One of his most memorable jobs was his first, a contract in 1989 for Crown American Associates on the Pasquerilla Plaza, a building in downtown Johnstown, Pa., designed by world-renowned post-modern architect Michael Graves. The interior contract, which included a complex ceiling grid, was unlike any other. “To this day I have never worked on a project as monumental,” says Bernstein, crediting Graves for “stunning” design details that included a speciality flush ceiling tile system.
“It was the first time I had seen lay-in tile that just pops into the grid,” says Bernstein.
The sky blue flush tegular tile that was created specifically for the building needed to be field applied as there was not quite enough quantity for the manufacturer to factory apply it. This building includes concealed spline one-by-ones, which Bernstein believes is not made anymore. Graves specified the tile and numerous other acoustical ceilings systems at the building.

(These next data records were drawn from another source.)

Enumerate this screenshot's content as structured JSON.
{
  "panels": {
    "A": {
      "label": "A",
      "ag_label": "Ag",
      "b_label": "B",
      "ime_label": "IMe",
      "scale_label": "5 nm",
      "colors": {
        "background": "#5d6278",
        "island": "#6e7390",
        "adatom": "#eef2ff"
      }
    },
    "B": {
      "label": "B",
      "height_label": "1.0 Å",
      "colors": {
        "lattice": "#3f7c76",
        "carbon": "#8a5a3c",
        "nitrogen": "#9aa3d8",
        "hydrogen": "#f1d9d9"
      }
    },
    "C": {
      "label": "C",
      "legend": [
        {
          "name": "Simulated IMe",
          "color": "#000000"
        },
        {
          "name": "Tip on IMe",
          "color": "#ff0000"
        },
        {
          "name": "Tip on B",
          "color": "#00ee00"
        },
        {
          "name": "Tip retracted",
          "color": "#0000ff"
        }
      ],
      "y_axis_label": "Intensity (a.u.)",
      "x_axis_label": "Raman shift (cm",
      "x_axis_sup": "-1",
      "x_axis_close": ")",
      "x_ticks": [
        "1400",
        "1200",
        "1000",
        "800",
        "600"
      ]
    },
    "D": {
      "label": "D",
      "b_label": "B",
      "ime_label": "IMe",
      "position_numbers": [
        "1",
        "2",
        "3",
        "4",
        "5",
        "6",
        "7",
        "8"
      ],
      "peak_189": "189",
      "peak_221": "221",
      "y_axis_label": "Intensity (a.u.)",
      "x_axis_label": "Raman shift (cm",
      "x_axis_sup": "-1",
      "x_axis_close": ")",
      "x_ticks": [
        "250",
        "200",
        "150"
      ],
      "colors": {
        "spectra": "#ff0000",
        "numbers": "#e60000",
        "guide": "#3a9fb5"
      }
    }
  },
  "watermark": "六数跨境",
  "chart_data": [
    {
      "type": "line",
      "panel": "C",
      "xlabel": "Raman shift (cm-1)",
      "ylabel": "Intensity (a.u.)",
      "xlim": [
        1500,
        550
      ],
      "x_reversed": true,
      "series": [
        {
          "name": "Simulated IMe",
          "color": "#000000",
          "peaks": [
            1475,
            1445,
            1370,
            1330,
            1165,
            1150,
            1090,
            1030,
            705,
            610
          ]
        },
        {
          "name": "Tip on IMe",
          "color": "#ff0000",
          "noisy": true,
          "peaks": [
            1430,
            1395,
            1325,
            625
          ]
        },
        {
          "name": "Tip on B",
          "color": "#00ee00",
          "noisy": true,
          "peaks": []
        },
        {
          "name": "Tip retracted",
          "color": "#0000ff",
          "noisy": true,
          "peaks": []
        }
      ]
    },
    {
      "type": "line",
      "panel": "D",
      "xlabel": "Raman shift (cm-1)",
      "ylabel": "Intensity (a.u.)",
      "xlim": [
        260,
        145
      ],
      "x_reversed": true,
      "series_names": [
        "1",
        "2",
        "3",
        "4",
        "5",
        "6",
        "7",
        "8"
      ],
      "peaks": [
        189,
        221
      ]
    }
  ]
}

That 1989 job wasn’t the last of Penn’s work on the plaza. Since 1991, when Don Hartline was hired by Crown American Associates, a large real estate developer in the mid-Atlantic region, the company has retained Penn Installations for multiple tenant renovations of its office headquarters at the Pasquerilla Plaza mall. “I have worked closely with Howard or his staff regarding permits, details, construction drawings, etc.,” Hartline says. “They have always met our deadlines whether they had to bring in just a few guys, run two shifts, do weekends or holidays”
Hartline, Crown’s facilities director, says in 2020 Penn Installations was instrumental in repairs and renovations to the 134,000-square-foot plaza after a major flood affected all five stories. Some of the damaged spaces, such as the executive wing, were original to the 1989 Graves design. “It was a trying time, my first major catastrophe,” he says, “but I feel that Penn and the rest of the contractors went 100% and beyond to meet deadlines and the specifications of the original build.”
Don Procter is a freelance writer in Ontario.